HTLV-1 p12^I down-modulates MHC-I, ICAM-1, and ICAM-2 expressions on primary CD4⁺ T cells. Primary CD4⁺ T cells were transduced with lentivirus vectors encoding both GFP and HTLV-1 p12^I (black line). As a control CD4⁺ cells were transduced with a vector expressing GFP only (gray line). Transduced CD4⁺ T cells were stained with PE-conjugated anti-MHC-I antibody (W6/32) (A), anti-CD54 (ICAM-1) (B), anti-CD102a (ICAM-2) (C), or anti-CD50 (ICAM-3) (D) antibody. The histogram represents gated 10⁴ GFP-positive cells. Negative controls (gray dotted line) consisted of cells stained with secondary antibody in the absence of primary antibody.

FIG. 6.

Expression of ligands for NCR, NKG2D, 2B4, and NTB-A on HTLV-1-infected primary CD4⁺ T cells. Mock-infected (A to D) and HTLV-1-infected (E to H) CD4⁺ T cells were stained with recombinant human NKp30 and IgG Fc fusion proteins (A and E), human NKp44 and IgG Fc fusion proteins (B and F), human NKp56 and IgG Fc fusion proteins (C and G), and human NKG2D and IgG Fc fusion proteins (D and H).
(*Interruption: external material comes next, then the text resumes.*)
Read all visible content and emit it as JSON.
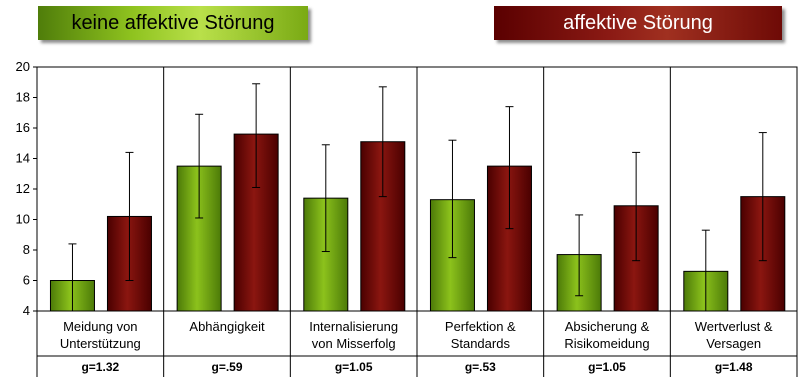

Cells were then permeabilized, fixed, and stained with anti-HTLV-1 p19 capsid antibody. Numbers represent the percentage of cells in each quadrant. Mock-infected and HTLV-1-infected CD4⁺ T cells were stained with mouse anti-human NTB-A (I) and CD48 (J) antibody. Cells were then permeabilized, fixed, and stained with anti-HTLV-1 p19 capsid antibody. The extent of CD48 and NTB-A expressed on 10⁴ infected cells (filled gray line) and 10⁴ mock-infected CD4⁺ T cells (thick black line) were determined. Negative controls (thin black line) consisted of secondary antibody in the absence of primary antibody.